Main article: Mumbai floods of 2005

The river flood was caused by the eighth heaviest ever recorded 24-hour rainfall figure of 994 mm (39.1 inches)[6] which lashed the city on 26 July 2005, and intermittently continued through the next day. During the deluge, about 10,000 houses and shops in Rawal Pada, Ghartan Pada and Sri Krishna Nagar were submerged causing heavy losses. The level of water in this region was about 2.5 metres. Thousands of families living below the poverty line became shelterless overnight, losing entire livelihoods.

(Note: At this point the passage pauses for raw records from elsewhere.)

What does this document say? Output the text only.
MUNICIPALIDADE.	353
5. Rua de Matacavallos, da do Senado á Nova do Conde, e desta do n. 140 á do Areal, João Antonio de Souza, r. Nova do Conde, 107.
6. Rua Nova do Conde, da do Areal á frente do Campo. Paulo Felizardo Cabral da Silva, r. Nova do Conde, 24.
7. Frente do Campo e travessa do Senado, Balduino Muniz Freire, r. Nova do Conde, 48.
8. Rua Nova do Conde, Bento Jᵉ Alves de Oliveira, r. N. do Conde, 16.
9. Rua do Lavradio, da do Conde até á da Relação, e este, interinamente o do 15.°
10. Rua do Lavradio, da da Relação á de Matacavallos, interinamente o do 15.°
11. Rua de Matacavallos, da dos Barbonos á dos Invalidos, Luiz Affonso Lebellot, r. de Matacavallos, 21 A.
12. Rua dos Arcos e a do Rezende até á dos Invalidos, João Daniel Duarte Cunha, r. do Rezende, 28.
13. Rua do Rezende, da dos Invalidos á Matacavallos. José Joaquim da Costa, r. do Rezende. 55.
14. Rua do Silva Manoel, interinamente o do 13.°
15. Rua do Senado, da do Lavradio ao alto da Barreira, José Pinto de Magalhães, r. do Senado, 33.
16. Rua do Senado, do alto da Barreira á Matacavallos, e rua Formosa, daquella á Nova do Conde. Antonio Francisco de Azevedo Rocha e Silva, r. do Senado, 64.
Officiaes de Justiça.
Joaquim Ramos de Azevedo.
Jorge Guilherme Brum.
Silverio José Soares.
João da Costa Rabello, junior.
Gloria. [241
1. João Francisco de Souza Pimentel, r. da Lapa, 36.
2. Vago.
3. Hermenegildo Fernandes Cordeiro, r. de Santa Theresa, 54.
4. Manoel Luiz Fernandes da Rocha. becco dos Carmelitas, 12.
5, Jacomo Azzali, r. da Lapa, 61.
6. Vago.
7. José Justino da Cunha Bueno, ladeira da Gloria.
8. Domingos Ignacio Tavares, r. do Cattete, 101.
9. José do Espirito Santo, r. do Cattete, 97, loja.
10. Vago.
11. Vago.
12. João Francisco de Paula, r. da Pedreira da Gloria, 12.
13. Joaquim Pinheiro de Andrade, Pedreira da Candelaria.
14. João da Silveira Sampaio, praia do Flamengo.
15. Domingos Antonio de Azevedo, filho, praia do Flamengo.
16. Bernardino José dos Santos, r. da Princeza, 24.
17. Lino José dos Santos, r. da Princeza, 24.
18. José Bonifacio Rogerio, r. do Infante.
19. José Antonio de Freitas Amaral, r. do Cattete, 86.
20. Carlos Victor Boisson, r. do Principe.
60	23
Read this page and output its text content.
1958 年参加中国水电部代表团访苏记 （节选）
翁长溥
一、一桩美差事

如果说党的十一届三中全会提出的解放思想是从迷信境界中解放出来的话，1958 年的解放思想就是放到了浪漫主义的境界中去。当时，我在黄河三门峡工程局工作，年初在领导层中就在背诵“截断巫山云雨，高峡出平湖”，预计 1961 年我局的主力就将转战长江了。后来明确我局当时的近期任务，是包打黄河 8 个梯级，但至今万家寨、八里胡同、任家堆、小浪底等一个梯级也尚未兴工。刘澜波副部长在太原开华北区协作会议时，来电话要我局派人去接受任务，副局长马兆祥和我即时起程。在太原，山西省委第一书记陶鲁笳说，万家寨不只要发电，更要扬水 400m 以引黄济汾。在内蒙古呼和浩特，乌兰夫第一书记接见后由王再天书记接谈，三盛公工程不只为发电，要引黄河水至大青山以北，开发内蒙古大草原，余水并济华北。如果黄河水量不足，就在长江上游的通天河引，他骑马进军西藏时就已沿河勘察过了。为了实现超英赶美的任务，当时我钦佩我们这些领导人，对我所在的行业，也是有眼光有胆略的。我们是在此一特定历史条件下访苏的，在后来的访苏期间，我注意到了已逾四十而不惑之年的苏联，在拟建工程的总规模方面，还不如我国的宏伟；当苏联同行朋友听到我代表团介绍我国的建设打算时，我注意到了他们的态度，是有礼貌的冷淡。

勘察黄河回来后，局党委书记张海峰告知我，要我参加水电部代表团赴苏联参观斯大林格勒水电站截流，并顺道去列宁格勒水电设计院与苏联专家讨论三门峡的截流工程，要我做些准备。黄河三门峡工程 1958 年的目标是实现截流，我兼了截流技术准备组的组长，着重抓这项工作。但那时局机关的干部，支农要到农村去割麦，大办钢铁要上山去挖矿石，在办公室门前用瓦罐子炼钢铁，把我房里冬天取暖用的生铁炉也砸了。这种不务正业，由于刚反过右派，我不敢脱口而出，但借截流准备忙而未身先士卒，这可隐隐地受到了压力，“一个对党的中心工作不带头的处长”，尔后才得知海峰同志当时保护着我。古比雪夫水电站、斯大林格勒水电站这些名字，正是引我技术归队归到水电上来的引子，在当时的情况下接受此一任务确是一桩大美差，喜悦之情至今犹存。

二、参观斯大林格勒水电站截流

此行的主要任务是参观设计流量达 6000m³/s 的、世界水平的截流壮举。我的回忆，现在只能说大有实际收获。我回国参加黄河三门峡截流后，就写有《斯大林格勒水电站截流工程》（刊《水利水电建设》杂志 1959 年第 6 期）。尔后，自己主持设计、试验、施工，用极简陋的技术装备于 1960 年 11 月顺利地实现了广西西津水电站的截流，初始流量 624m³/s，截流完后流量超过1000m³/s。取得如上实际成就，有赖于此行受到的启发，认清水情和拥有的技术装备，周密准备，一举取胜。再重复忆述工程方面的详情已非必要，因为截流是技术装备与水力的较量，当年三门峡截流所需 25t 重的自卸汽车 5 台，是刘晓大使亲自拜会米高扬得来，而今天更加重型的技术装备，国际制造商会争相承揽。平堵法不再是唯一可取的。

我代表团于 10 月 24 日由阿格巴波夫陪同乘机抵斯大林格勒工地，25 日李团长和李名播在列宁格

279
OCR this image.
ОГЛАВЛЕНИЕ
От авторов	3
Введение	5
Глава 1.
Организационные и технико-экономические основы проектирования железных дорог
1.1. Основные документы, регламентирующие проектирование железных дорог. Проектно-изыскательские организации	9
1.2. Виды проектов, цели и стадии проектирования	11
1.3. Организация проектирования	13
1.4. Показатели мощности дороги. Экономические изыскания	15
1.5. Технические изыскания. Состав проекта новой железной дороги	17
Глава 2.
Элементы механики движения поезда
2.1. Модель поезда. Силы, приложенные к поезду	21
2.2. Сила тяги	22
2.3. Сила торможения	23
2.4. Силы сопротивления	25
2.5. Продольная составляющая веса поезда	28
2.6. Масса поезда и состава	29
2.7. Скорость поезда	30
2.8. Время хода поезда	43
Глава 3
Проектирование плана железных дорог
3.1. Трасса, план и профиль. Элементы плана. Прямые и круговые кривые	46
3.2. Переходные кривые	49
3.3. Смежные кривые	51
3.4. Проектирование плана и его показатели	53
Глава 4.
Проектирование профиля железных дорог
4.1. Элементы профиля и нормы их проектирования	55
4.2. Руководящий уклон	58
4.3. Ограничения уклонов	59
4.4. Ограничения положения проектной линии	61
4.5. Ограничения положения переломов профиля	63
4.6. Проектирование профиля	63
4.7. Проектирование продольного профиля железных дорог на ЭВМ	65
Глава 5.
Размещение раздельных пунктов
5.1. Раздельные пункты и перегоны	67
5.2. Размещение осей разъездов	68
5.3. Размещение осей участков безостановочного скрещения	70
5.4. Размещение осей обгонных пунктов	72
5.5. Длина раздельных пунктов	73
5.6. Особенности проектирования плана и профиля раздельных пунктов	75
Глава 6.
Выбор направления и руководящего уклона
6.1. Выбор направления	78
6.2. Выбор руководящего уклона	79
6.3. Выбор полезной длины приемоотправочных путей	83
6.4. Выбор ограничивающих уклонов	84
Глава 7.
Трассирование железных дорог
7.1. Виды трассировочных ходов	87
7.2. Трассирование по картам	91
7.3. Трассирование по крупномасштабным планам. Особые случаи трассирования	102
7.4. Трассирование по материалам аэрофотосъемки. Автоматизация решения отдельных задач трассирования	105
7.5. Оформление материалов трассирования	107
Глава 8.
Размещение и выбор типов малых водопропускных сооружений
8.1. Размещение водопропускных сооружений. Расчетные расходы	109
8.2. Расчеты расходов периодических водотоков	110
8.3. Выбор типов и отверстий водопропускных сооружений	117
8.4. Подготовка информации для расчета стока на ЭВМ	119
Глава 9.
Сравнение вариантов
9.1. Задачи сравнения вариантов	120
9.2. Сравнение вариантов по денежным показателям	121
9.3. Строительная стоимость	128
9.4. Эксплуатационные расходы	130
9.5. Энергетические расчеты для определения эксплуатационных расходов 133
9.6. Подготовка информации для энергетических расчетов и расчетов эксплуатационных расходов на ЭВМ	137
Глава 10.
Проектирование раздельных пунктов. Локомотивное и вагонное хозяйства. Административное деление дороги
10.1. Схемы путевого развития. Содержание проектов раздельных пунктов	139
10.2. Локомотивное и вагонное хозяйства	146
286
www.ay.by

Various locations such as Daulat Nagar, Leprosy Colony, Mhatre Wadi and Kandar Pada were completely submerged under 3 metres of water due to high tide indicating the need for tide regulatory gates at the mouth of the river.[1]

References[edit]

  1. ^ a b c "Final Report". Fact Finding Committee on Mumbai floods. March 2006. Retrieved 22 March 2012. 
  2. ^ Catchment number 203 as described in the BRIMSTOWAD report Table A7.1, page ES-14
  3. ^ "Dahisar resident starts movement to clean up river". Times of India. 2004-03-12. Retrieved 2006-07-03. 
  4. ^ "Crocodile Conservation in Maharashtra". ENVIS Wildlife Institute of India. Retrieved 23 March 2012. 
  5. ^ "Maharashtra to constitute disaster management body". Hindu Business Line. Retrieved 2006-07-03. 
  6. ^ "I'm okay, you're okay". Hindu Business Line. Retrieved 22 March 2012.